Agenda 03/12/2013 às 06:33

O artigo faz um resumo da obra de mesmo título, publicada pela Editora Lumen Juris, em outubro de 2013.

Por quem foi construído o Direito Penal senão por homens e fatos históricos? Os fatos históricos e os pensadores das ciências penais são os responsáveis pelo Direito penal como ele é hoje.

A História da humanidade é pautada pela junção do Direito, da Moral e da Ética e desse tripé é possível extrair que o Direito é dinâmico e muda constantemente, adaptando-se a seu meio, para atender os desejos da sociedade a que pertence.

O Direito penal ao mesmo tempo em que limita a liberdade das pessoas na sociedade, também limita o poder estatal, quando tem suas leis aplicadas. Daí é possível chegarmos a um conceito de Direito penal, como sendo um conjunto significativo de regras normativas objetivadas, com suas respectivas sanções, cuja finalidade é garantir a paz social por meio da coerção, que pode ser a pena ou medida de segurança, imposta pelo Estado a qualquer um que a desafie, inclusive a si, sendo-lhe aplicada a que seja legalmente possível.

A passagem da fase do Tabu para a fase da Vingança marca o Direito penal em sua Era primitiva, pois se percebe um amadurecimento do pensamento humano, quando aparecem os primeiros sinais do uso da racionalidade penal, que é uma consciência da gravidade das penas, e isto foi benéfico para a sociedade, o que permitiu às pessoas saírem da Era da Vingança divina para a vingança privada, até chegarem à fase da Vingança pública, quando se observa o surgimento da casta de uma política penal, que se apodera de parte de liberdade das pessoas em troca de um controle social, de uma pseudo garantia de paz.

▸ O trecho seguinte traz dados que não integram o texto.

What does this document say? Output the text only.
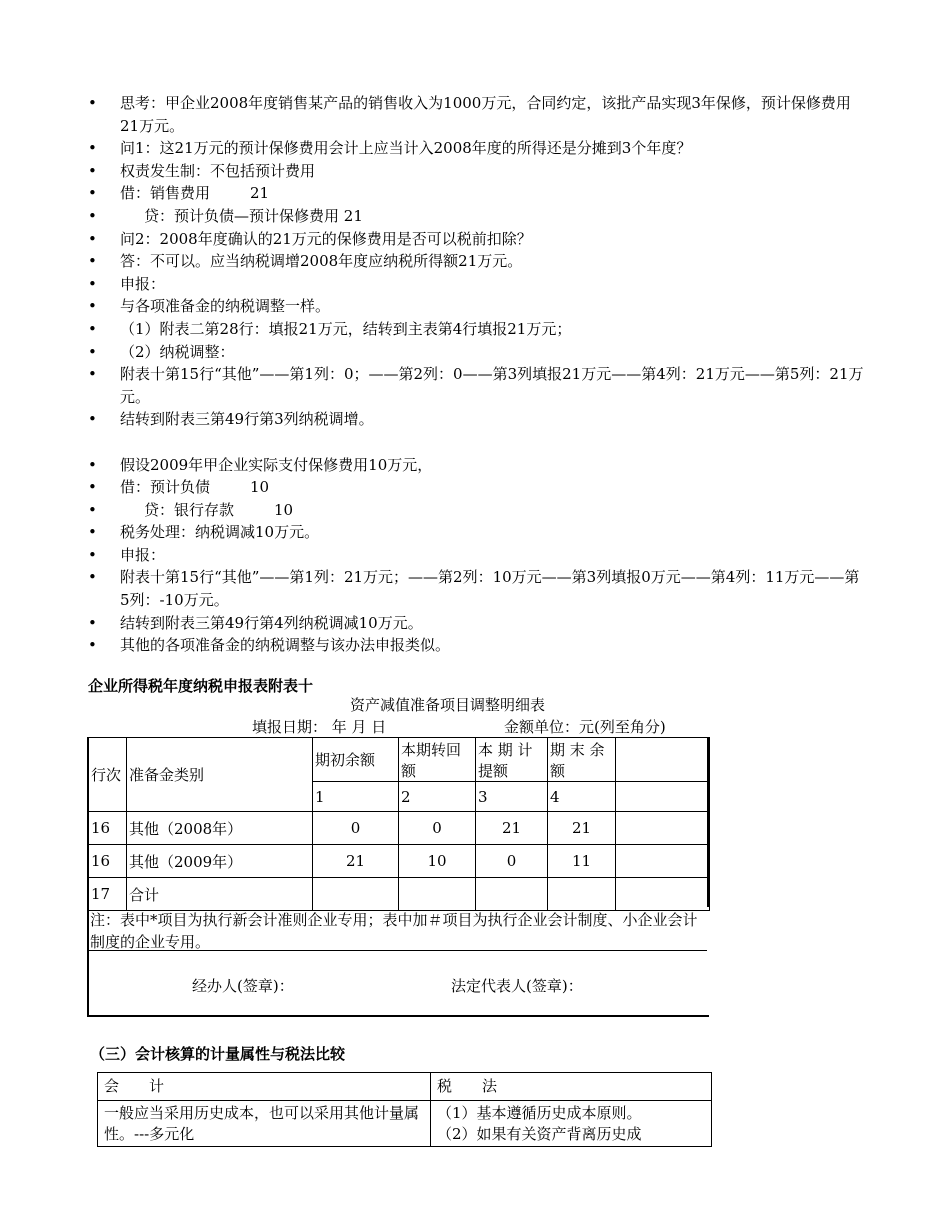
• 思考：甲企业2008年度销售某产品的销售收入为1000万元，合同约定，该批产品实现3年保修，预计保修费用21万元。
• 问1：这21万元的预计保修费用会计上应当计入2008年度的所得还是分摊到3个年度？
• 权责发生制：不包括预计费用
• 借：销售费用	21
•	贷：预计负债—预计保修费用 21
• 问2：2008年度确认的21万元的保修费用是否可以税前扣除？
• 答：不可以。应当纳税调增2008年度应纳税所得额21万元。
• 申报：
• 与各项准备金的纳税调整一样。
• （1）附表二第28行：填报21万元，结转到主表第4行填报21万元；
• （2）纳税调整：
• 附表十第15行“其他”——第1列：0；——第2列：0——第3列填报21万元——第4列：21万元——第5列：21万元。
• 结转到附表三第49行第3列纳税调增。
• 假设2009年甲企业实际支付保修费用10万元，
• 借：预计负债	10
•	贷：银行存款	10
• 税务处理：纳税调减10万元。
• 申报：
• 附表十第15行“其他”——第1列：21万元；——第2列：10万元——第3列填报0万元——第4列：11万元——第5列：-10万元。
• 结转到附表三第49行第4列纳税调减10万元。
• 其他的各项准备金的纳税调整与该办法申报类似。
企业所得税年度纳税申报表附表十
资产减值准备项目调整明细表
填报日期： 年 月 日	金额单位：元(列至角分)
行次	准备金类别	期初余额	本期转回额	本 期 计提额	期 末 余额	
		1	2	3	4	
16	其他（2008年）	0	0	21	21	
16	其他（2009年）	21	10	0	11	
17	合计					
注：表中*项目为执行新会计准则企业专用；表中加＃项目为执行企业会计制度、小企业会计制度的企业专用。
经办人(签章)：	法定代表人(签章)：
（三）会计核算的计量属性与税法比较
会　　计	税　　法
一般应当采用历史成本，也可以采用其他计量属性。---多元化	（1）基本遵循历史成本原则。
（2）如果有关资产背离历史成
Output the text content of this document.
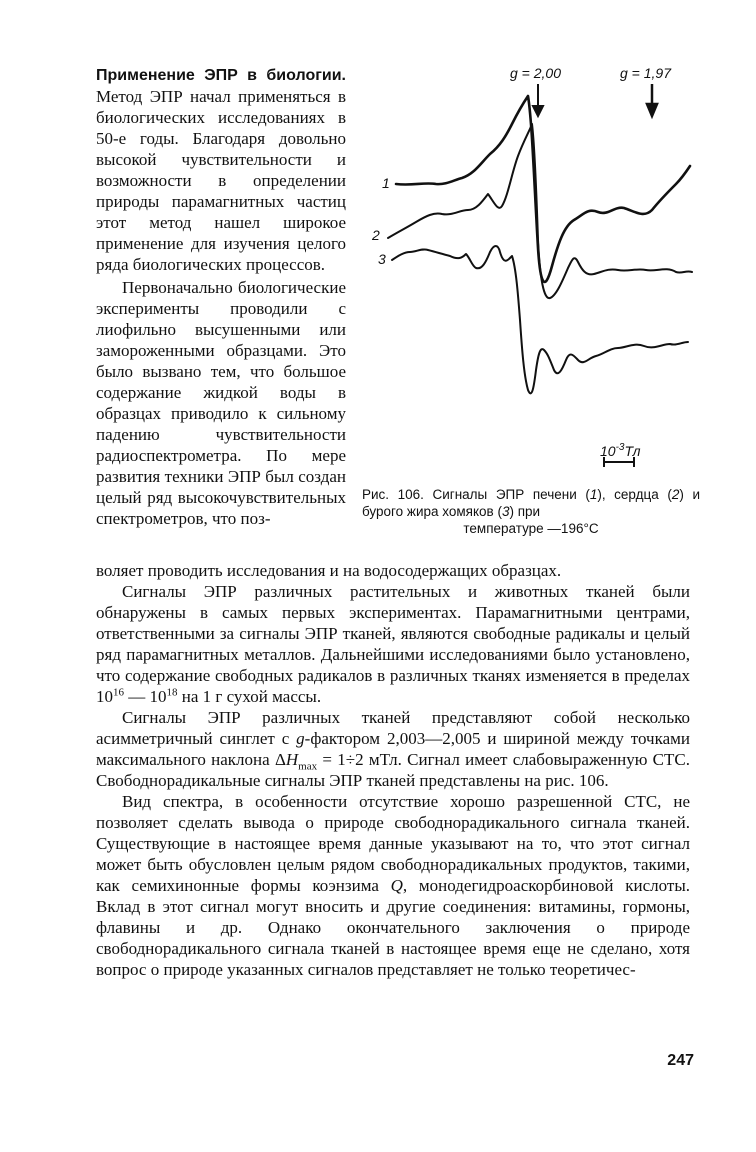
Применение ЭПР в биологии. Метод ЭПР начал применяться в биологических исследованиях в 50-е годы. Благодаря довольно высокой чувствительности и возможности в определении природы парамагнитных частиц этот метод нашел широкое применение для изучения целого ряда биологических процессов.

Первоначально биологические эксперименты проводили с лиофильно высушенными или замороженными образцами. Это было вызвано тем, что большое содержание жидкой воды в образцах приводило к сильному падению чувствительности радиоспектрометра. По мере развития техники ЭПР был создан целый ряд высокочувствительных спектрометров, что поз-

g = 2,00	g = 1,97
1
2
3
$10^{-3}Тл$
Рис. 106. Сигналы ЭПР печени (1), сердца (2) и бурого жира хомяков (3) при
температуре —196°C

воляет проводить исследования и на водосодержащих образцах.

Сигналы ЭПР различных растительных и животных тканей были обнаружены в самых первых экспериментах. Парамагнитными центрами, ответственными за сигналы ЭПР тканей, являются свободные радикалы и целый ряд парамагнитных металлов. Дальнейшими исследованиями было установлено, что содержание свободных радикалов в различных тканях изменяется в пределах $10^{16}$ — $10^{18}$ на 1 г сухой массы.

Сигналы ЭПР различных тканей представляют собой несколько асимметричный синглет с g-фактором 2,003—2,005 и шириной между точками максимального наклона $\Delta H_{max} = 1\div 2$ мТл. Сигнал имеет слабовыраженную СТС. Свободнорадикальные сигналы ЭПР тканей представлены на рис. 106.

Вид спектра, в особенности отсутствие хорошо разрешенной СТС, не позволяет сделать вывода о природе свободнорадикального сигнала тканей. Существующие в настоящее время данные указывают на то, что этот сигнал может быть обусловлен целым рядом свободнорадикальных продуктов, такими, как семихинонные формы коэнзима Q, монодегидроаскорбиновой кислоты. Вклад в этот сигнал могут вносить и другие соединения: витамины, гормоны, флавины и др. Однако окончательного заключения о природе свободнорадикального сигнала тканей в настоящее время еще не сделано, хотя вопрос о природе указанных сигналов представляет не только теоретичес-

247
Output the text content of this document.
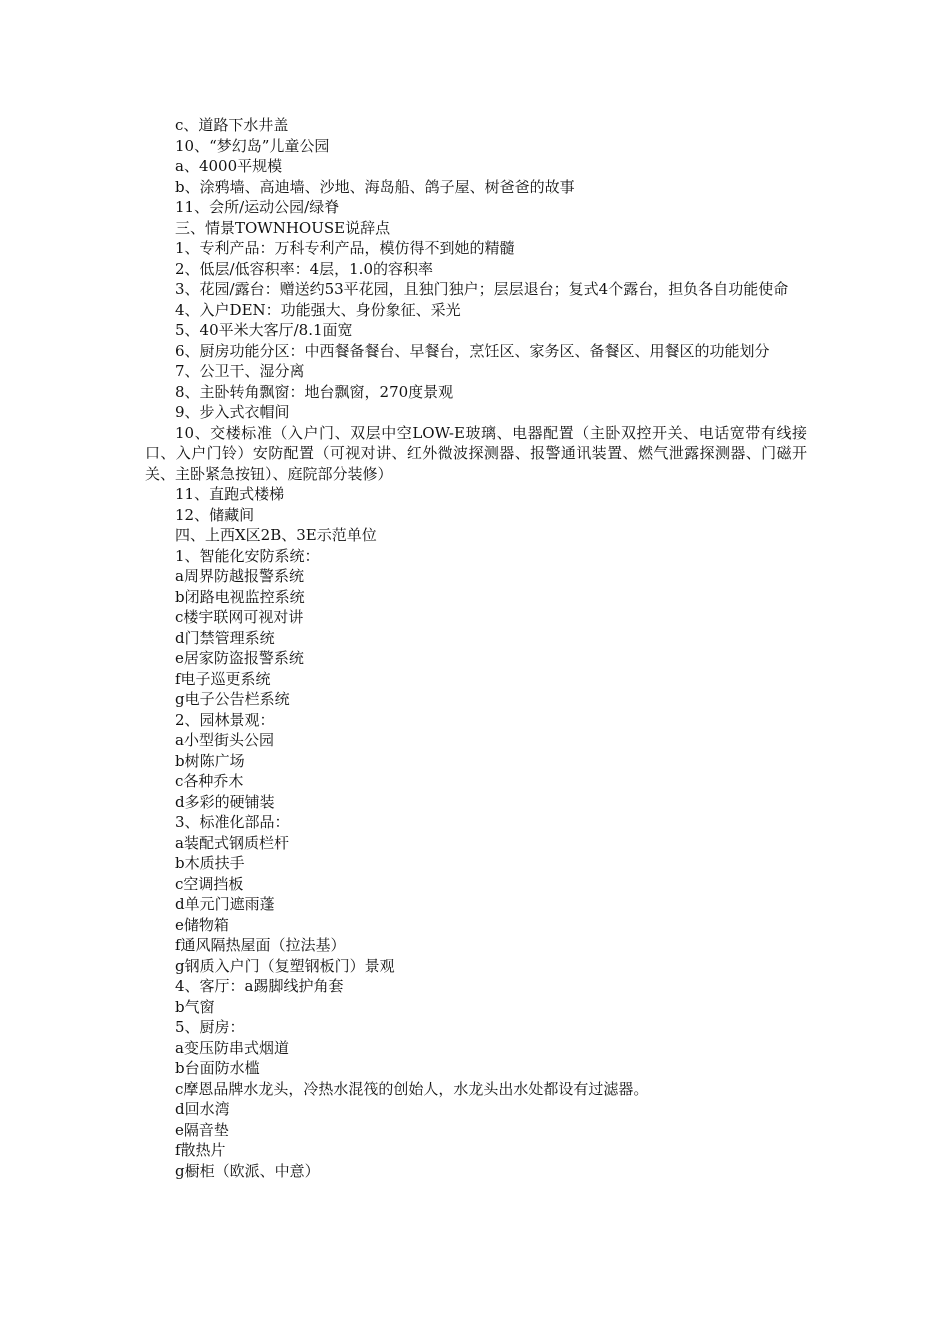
c、道路下水井盖

10、“梦幻岛”儿童公园

a、4000平规模

b、涂鸦墙、高迪墙、沙地、海岛船、鸽子屋、树爸爸的故事

11、会所/运动公园/绿脊

三、情景TOWNHOUSE说辞点

1、专利产品：万科专利产品，模仿得不到她的精髓

2、低层/低容积率：4层，1.0的容积率

3、花园/露台：赠送约53平花园，且独门独户；层层退台；复式4个露台，担负各自功能使命

4、入户DEN：功能强大、身份象征、采光

5、40平米大客厅/8.1面宽

6、厨房功能分区：中西餐备餐台、早餐台，烹饪区、家务区、备餐区、用餐区的功能划分

7、公卫干、湿分离

8、主卧转角飘窗：地台飘窗，270度景观

9、步入式衣帽间

10、交楼标准（入户门、双层中空LOW-E玻璃、电器配置（主卧双控开关、电话宽带有线接口、入户门铃）安防配置（可视对讲、红外微波探测器、报警通讯装置、燃气泄露探测器、门磁开关、主卧紧急按钮）、庭院部分装修）

11、直跑式楼梯

12、储藏间

四、上西X区2B、3E示范单位

1、智能化安防系统：

a周界防越报警系统

b闭路电视监控系统

c楼宇联网可视对讲

d门禁管理系统

e居家防盗报警系统

f电子巡更系统

g电子公告栏系统

2、园林景观：

a小型街头公园

b树陈广场

c各种乔木

d多彩的硬铺装

3、标准化部品：

a装配式钢质栏杆

b木质扶手

c空调挡板

d单元门遮雨蓬

e储物箱

f通风隔热屋面（拉法基）

g钢质入户门（复塑钢板门）景观

4、客厅：a踢脚线护角套

b气窗

5、厨房：

a变压防串式烟道

b台面防水槛

c摩恩品牌水龙头，冷热水混筏的创始人，水龙头出水处都设有过滤器。

d回水湾

e隔音垫

f散热片

g橱柜（欧派、中意）
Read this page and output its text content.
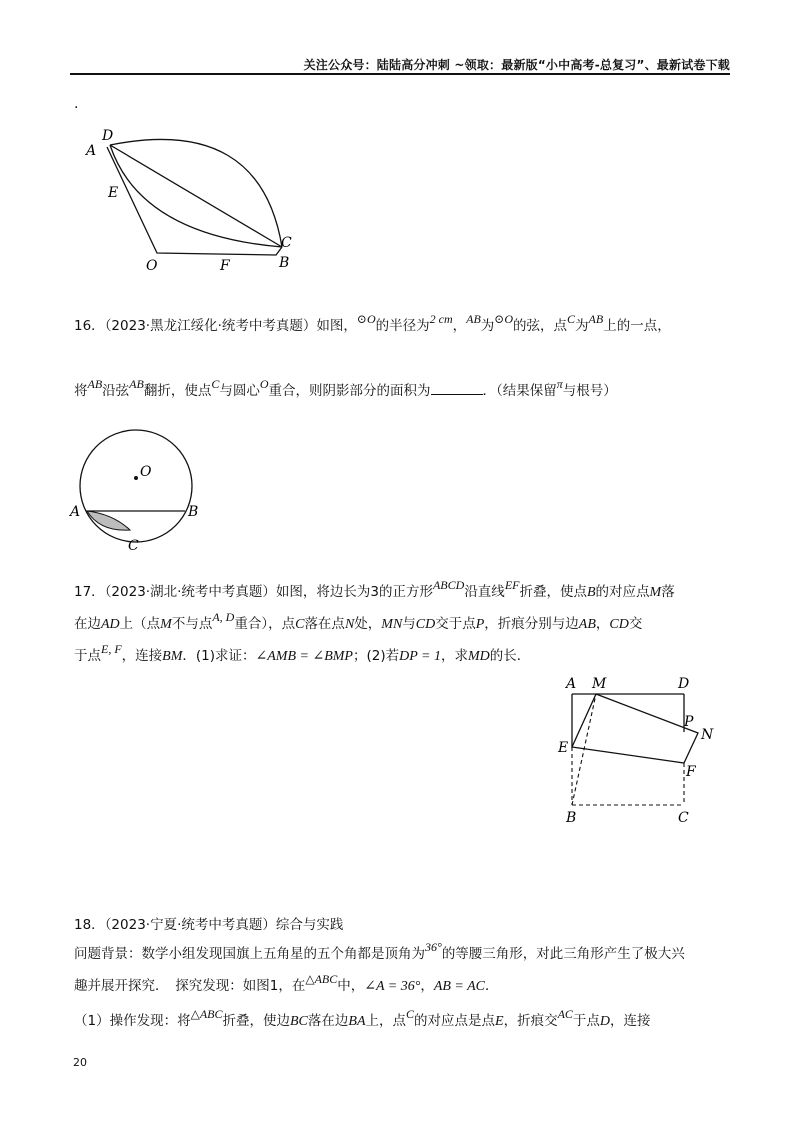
关注公众号：陆陆高分冲刺 ~领取：最新版“小中高考-总复习”、最新试卷下载
.
A
D
E
O	F
C
B
16．（2023·黑龙江绥化·统考中考真题）如图，⊙O的半径为2 cm，AB为⊙O的弦，点C为AB上的一点，
将AB沿弦AB翻折，使点C与圆心O重合，则阴影部分的面积为	．（结果保留π与根号）
O
A	B
C
17．（2023·湖北·统考中考真题）如图，将边长为3的正方形ABCD沿直线EF折叠，使点B的对应点M落
在边AD上（点M不与点A, D重合），点C落在点N处，MN与CD交于点P，折痕分别与边AB，CD交
于点E, F，连接BM．(1)求证：∠AMB = ∠BMP；(2)若DP = 1，求MD的长．
A M	D
P
N
E
F
B	C
18．（2023·宁夏·统考中考真题）综合与实践
问题背景：数学小组发现国旗上五角星的五个角都是顶角为36°的等腰三角形，对此三角形产生了极大兴
趣并展开探究．　探究发现：如图1，在△ABC中，∠A = 36°，AB = AC．
（1）操作发现：将△ABC折叠，使边BC落在边BA上，点C的对应点是点E，折痕交AC于点D，连接
20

Passando ao Direito penal da Antiguidade é possível destacar o surgimento dos primeiros Códigos de leis de que se tem notícia, como o Código de Manu, na Índia e o Código de Hamurabi, na Babilônia. Da influência da Bíblia como fonte de Direito penal e da insipiente legislação grega conduzida por Drácon e Sólon, chegamos à instituição das Leis das XII Tábuas e toda sua influência no Direito penal Ocidental, o que permitiu o nascimento da ideia de um Estado laico, principalmente em detrimento do instituto da vingança privada, ocorrida em diversos Estados. Deste período o fato mais relevante foi o evolucionismo do Direito penal germânico com a distinção imposta pelo Estado entre os delitos voluntários e os involuntários, colocando-se em posição de vanguarda, local de onde raríssimas vezes saiu, mas que hoje é facilmente contestado.

Com a chegada da Idade Média se verificou o fortalecimento do poder público e sua influência no Direito penal, com a concepção de importantes tipos penais e o embate entre a natureza objetiva do Direito penal germânico frente ao subjetivismo do Direito penal romano. O fenômeno da Recepção, o trabalho dos glosadores, dos postglosadores e dos práticos permitiu o surgimento dos Foros e elevou a importância do Direito penal a um patamar jamais alcançado, entretanto, o fato mais relevante dos fatos foi a fusão do Direito Canônico com o Direito Romano, levado a cabo com o enlace ocorrido entre a Igreja e o Estado, fato que levaria o Ocidente a um dos períodos mais tenebrosos de sua História, que foi a Idade Média com os pseudo julgamentos sumários da Inquisição, tendo o Direito penal como importante aliado.

O Direito penal na Idade Moderna foi marcado por importantes conquistas da humanidade, em matéria de política criminal, como a instituição do princípio da legalidade nas principais legislações europeias, podendo ser destacada a Constitutio Criminalis Carolina, de 1532, além de todas as legislações que inspiraram o pensamento iluminista do século XVIII, como as legislações oriundas da Áustria que obtiveram grande relevância na comunidade jurídica da época, principalmente por seu pioneirismo vanguardista que ficou exposto nas pioneiras legislações, como na Teresiana, na Josefina e no Código de Francisco II;

Os séculos XVIII e XIX podem ser considerados os séculos das legislações penais transformadoras, pois deixaram um legado que não se verificou em nenhum outro período da historia do Direito penal, podendo ser destacados importantes Códigos, como o Napoleônico, inspirado nas ideias iluministas de Beccaria, Filangieri, Voltaire e Rousseau. Nesse período destaca-se também o Código da Baviera, de 1813, conhecido como o Código de Feuerbach, que foi um marco na história do Direito penal. Este Código se caracterizou pela presença de elevados princípios em seu corpo, como o de nullum crimen, nulla poena sine lege. Destaca-se também o Código de Zanardelli, ou código italiano de 1889, que foi produto de uma fusão de uma série de outros Códigos.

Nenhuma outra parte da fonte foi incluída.